June 11

Employees And Experts Warn Of The Dangers Of AI

AI, Web3

An open letter signed by more than a dozen current and former employees warns of the dangers of AI and implores the government and companies to do something about it. Titled "A Right To Warn About Advanced Artificial Intelligence," the letter features thirteen signatures from current and former employees of OpenAI, Google DeepMind, and Anthropic.

Six of signers chose to remain anonymous, and four of those still work at OpenAI. According to The Washington Post, the letter was also endorsed by Yoshuo Bengio and Geoffrey Hinton, often considered the "godfathers" of AI, as well as Stuart Russell, a renowned computer scientist.

The Dangers Of AI At The Forefront Of Open Letter

The letter, hosted on a new site dubbed "Right To Warn," isn't particularly long, but it's well-documented and comes with a list of four primary demands. The authors begin by saying, "we believe in the potential of AI technology to deliver unprecedented benefits to humanity."

But then it gets serious.

The letter details three main major risks of artificial intelligence. These include "further entrenchment of existing inequalities, manipulation and misinformation, [and] the loss of control of autonomous AI systems potentially resulting in human extinction."

We've already seen some of the dangers of AI outlined here playing out in social media and online retailers. However, the most drastic fear listed here — human extinction — likely refers not to where artificial intelligence is, but where several of these companies, including OpenAI, ultimately want to take the technology.

Beyond what we've already seen play out, from questionable ethics to employee exoduses to whirlwind board decisions, perhaps the most concerning thing about artificial intelligence is what companies may do in pursuit of advancing it. The authors of the letters argue that, because all of these companies are motivated by profits and lack government oversight, AI will only become more unsafe without stringent protocols. 

They propose four main agreements that will help company employees, well, protect humanity. 

The Four Agreements

The letter's authors argue that company employees are currently the only safeguards against egregious missteps in AI advancements. As such, they ask that all companies developing technology adopt these four agreements to help employees curb the dangers of AI.

  1. That the company will not enter into or enforce any agreement that prohibits “disparagement” or criticism of the company for risk-related concerns, nor retaliate for risk-related criticism by hindering any vested economic benefit;
  2. That the company will facilitate a verifiably anonymous process for current and former employees to raise risk-related concerns to the company’s board, to regulators, and to an appropriate independent organization with relevant expertise;
  3. That the company will support a culture of open criticism and allow its current and former employees to raise risk-related concerns about its technologies to the public, to the company’s board, to regulators, or to an appropriate independent organization with relevant expertise, so long as trade secrets and other intellectual property interests are appropriately protected;
  4. That the company will not retaliate against current and former employees who publicly share risk-related confidential information after other processes have failed. We accept that any effort to report risk-related concerns should avoid releasing confidential information unnecessarily. Therefore, once an adequate process for anonymously raising concerns to the company’s board, to regulators, and to an appropriate independent organization with relevant expertise exists, we accept that concerns should be raised through such a process initially. However, as long as such a process does not exist, current and former employees should retain their freedom to report their concerns to the public.
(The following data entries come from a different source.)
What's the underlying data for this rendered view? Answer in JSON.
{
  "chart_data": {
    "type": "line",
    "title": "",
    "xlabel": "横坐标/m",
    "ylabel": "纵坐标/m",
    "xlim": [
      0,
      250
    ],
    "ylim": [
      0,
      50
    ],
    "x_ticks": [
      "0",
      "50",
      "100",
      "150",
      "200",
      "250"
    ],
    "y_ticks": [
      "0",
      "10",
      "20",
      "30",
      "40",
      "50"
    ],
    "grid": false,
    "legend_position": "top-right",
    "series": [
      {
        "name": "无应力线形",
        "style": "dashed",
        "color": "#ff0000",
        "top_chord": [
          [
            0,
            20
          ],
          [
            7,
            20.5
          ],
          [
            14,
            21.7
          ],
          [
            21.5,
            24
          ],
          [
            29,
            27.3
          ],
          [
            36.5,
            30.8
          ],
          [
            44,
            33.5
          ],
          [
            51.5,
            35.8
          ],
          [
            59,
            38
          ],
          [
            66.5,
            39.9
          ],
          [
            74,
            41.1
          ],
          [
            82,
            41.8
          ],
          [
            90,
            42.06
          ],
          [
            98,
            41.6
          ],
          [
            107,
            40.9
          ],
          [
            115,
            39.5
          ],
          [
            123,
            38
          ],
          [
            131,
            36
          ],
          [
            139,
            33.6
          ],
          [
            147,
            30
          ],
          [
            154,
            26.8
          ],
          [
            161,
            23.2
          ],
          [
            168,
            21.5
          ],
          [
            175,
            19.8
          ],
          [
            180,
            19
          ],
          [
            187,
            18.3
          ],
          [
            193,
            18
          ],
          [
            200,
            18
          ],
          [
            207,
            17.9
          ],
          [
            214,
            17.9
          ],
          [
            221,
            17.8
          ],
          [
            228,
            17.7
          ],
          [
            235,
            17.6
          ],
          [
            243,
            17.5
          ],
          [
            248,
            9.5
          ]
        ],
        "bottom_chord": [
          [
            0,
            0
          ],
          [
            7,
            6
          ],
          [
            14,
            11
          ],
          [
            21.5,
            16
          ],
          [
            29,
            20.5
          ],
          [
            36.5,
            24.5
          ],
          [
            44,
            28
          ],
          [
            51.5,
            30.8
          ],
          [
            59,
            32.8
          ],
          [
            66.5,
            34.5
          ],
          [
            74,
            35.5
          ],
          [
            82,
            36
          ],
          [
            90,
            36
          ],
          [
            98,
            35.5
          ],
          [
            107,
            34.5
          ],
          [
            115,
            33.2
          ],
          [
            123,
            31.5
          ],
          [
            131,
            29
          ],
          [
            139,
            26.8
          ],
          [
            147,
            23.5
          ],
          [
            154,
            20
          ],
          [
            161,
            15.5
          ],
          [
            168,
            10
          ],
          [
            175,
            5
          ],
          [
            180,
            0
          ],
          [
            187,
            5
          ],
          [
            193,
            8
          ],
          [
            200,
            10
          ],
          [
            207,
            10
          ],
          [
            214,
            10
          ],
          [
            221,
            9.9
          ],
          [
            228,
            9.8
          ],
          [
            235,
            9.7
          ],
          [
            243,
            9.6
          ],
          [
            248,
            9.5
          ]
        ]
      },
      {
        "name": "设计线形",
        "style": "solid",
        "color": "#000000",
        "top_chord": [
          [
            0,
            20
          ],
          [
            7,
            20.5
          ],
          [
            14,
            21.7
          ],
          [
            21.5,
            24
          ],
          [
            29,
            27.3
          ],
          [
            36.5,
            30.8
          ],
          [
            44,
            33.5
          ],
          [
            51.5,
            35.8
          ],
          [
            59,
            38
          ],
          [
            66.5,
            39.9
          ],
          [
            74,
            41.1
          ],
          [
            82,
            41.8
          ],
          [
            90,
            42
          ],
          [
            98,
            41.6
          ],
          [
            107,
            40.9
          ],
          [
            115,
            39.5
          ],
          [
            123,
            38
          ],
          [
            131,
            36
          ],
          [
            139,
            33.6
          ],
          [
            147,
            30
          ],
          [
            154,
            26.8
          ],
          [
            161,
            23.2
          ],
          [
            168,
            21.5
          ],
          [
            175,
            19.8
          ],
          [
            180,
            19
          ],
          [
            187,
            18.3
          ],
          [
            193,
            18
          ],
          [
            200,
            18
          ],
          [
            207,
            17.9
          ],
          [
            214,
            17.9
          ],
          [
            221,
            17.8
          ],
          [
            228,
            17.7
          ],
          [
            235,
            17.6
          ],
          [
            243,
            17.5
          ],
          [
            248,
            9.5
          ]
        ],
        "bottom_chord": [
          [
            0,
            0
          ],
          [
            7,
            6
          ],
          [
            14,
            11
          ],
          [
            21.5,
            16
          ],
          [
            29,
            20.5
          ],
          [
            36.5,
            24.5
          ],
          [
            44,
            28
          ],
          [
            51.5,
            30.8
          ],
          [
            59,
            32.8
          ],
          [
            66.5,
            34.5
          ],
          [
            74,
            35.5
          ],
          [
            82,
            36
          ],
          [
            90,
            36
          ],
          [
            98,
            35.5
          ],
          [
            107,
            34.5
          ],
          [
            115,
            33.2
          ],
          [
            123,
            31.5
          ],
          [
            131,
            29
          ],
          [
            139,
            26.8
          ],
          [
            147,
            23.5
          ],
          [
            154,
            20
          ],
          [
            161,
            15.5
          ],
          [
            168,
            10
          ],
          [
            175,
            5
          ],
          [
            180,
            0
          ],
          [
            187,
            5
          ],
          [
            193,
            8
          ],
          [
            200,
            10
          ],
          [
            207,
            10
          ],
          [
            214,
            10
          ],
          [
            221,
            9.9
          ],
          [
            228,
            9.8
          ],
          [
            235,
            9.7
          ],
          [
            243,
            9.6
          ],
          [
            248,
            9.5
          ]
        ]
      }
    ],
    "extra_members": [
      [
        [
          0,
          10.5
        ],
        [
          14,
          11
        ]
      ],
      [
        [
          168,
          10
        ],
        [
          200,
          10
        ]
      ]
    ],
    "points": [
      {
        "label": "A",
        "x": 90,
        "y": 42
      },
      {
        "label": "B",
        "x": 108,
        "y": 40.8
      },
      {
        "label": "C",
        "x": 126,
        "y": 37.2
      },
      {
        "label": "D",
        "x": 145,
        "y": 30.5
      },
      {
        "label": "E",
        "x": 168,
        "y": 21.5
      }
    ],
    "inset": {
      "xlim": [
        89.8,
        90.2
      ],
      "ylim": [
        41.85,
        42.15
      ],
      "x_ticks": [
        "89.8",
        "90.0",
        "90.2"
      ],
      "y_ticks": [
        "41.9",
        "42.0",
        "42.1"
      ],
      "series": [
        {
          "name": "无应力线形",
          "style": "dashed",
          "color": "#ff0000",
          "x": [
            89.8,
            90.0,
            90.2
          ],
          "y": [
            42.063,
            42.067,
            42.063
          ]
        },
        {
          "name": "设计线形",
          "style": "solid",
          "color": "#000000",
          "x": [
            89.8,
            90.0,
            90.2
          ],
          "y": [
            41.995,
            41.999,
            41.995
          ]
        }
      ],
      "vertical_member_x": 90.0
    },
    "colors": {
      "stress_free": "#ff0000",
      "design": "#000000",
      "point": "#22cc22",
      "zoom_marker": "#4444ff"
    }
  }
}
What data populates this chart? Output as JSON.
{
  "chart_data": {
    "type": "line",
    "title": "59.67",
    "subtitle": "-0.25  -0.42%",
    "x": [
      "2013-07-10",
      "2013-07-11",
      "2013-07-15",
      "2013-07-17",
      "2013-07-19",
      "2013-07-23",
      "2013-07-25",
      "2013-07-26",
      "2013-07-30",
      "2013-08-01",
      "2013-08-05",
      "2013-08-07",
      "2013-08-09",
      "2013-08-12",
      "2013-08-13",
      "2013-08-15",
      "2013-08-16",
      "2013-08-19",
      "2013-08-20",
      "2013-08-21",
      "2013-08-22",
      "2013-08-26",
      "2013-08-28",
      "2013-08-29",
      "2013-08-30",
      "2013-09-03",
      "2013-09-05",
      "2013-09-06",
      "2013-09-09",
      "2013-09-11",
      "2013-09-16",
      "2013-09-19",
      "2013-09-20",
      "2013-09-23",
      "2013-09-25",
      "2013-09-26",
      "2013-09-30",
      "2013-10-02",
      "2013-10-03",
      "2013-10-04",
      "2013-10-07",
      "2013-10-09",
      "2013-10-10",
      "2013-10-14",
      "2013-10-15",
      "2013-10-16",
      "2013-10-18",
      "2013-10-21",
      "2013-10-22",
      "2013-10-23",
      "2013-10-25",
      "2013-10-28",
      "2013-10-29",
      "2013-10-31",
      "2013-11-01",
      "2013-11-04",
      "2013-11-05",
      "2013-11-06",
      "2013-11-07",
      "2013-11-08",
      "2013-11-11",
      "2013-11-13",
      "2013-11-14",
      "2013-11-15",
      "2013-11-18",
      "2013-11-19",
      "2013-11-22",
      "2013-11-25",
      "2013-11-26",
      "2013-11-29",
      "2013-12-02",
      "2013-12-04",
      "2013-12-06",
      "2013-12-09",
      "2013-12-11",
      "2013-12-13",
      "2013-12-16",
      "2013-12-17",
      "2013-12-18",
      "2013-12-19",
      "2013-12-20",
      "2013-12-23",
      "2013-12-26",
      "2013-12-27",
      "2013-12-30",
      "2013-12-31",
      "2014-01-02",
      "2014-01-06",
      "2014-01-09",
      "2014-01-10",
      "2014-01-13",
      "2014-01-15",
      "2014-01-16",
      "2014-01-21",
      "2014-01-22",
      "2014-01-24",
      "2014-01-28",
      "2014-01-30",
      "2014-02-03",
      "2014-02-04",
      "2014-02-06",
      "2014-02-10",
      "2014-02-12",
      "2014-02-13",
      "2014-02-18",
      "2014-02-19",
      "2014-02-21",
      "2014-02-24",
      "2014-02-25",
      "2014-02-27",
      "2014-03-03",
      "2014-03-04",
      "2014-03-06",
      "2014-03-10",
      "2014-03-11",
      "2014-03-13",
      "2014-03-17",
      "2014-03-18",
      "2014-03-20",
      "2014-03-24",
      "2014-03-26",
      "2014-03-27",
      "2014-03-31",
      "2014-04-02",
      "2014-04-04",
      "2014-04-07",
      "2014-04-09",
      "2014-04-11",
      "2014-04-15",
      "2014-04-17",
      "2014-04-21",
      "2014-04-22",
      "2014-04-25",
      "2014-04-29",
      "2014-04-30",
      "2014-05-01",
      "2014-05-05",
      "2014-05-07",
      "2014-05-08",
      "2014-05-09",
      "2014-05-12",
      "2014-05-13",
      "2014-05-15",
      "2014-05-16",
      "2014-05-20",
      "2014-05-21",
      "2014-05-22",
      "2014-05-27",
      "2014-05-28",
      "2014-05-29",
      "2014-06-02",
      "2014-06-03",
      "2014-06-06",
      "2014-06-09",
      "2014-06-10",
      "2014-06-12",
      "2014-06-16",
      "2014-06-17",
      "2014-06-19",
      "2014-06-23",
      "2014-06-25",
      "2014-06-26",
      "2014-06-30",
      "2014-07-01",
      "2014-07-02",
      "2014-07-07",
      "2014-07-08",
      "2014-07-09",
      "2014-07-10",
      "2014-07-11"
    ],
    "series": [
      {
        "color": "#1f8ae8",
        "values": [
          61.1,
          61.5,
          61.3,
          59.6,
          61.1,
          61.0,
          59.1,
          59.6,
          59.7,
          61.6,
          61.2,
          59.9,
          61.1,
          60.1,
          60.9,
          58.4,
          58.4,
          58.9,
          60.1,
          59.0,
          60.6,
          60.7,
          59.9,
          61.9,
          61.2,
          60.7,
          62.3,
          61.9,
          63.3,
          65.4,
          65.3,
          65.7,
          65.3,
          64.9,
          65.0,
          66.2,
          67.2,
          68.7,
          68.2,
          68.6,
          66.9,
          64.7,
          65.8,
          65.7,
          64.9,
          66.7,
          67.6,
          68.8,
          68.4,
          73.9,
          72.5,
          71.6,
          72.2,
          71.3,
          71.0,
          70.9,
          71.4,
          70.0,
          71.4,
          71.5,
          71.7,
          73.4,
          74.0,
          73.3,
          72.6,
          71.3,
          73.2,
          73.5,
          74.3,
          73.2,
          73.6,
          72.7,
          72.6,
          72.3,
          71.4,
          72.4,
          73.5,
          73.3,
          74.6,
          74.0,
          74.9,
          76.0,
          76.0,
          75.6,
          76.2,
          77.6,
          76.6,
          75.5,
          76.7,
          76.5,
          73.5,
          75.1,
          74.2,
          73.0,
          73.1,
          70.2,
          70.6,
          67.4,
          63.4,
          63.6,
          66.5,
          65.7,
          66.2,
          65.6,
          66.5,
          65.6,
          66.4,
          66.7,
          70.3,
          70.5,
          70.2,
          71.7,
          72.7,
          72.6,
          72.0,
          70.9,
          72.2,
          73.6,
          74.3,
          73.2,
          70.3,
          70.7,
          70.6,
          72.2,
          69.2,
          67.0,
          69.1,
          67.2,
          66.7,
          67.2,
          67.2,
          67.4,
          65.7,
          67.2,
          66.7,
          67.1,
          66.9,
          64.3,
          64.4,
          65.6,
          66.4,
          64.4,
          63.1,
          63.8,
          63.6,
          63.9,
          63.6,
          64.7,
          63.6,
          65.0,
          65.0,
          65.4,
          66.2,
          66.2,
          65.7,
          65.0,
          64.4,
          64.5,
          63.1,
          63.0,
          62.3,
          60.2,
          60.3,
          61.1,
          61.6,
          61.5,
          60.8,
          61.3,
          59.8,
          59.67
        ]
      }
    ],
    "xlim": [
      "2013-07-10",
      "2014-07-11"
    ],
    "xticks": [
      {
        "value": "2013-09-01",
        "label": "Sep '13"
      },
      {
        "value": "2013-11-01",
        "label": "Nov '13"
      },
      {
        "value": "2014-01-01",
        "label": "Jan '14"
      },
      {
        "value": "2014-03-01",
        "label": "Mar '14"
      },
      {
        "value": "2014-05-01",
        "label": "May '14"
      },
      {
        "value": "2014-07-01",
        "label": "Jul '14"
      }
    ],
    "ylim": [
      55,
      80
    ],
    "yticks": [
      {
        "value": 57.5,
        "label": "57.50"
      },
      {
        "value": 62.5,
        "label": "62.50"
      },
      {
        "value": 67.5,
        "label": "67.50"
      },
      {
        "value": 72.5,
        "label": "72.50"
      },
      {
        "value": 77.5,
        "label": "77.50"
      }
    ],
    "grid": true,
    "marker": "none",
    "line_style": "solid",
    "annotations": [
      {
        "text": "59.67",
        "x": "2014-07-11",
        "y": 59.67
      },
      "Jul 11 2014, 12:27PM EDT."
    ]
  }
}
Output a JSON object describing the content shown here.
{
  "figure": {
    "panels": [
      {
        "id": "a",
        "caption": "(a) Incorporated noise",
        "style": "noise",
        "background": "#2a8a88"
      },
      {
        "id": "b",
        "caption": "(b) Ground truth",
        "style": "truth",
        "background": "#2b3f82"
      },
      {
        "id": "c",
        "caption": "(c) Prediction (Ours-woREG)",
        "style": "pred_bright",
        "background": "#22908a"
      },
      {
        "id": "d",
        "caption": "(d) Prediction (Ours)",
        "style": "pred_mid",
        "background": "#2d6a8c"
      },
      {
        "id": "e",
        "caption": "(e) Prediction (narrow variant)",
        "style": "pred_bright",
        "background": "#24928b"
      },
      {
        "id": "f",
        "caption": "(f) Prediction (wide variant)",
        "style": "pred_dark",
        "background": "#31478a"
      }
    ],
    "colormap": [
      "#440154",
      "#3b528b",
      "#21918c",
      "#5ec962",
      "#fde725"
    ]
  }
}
Basically, these employees want to make sure that other employees have an opportunity to bring forward serious concerns without threats of retaliation. It sounds a little dystopian, but it's a very real concern, especially at OpenAI

What It Means For The Future Of AI

The letter, dated June 4th, 2024, came less than one week before Apple announced its own form of AI, dubbed "Apple Intelligence." In its announcement, the company notably went in on making sure Apple's version of the technology would be safe and not trained on other peoples' data — only your own. In a way, they basically just want to make personal assistants better. 

But the company also announced that OpenAI's ChatGPT would be integrated into some Siri responses, following similar agreements with companies like Microsoft. If anything, it just means that now the biggest player in the tech hardware space is seemingly "all-in" on AI, the dangers of AI certainly aren't going anywhere. 

But the more noise experts make, the more likely we are to see serious concern and interest from parties that can create regulations and guardrails to make sure AI doesn't become a thing of dystopian action movies. A Pew Research poll revealed that 52 percent of people are more concerned than excited about AI, with only 10 percent of respondents saying they're more excited than concerned. 

A combination of both insider distress and public concern should, in theory, fast-track protections against overly ambitious tech companies with a "shoot first and ask questions later" attitude towards developing the technology. But slow developments so far, at least in the U.S., have made it clear that there's no silver bullet to protect against the potential dangers of AI.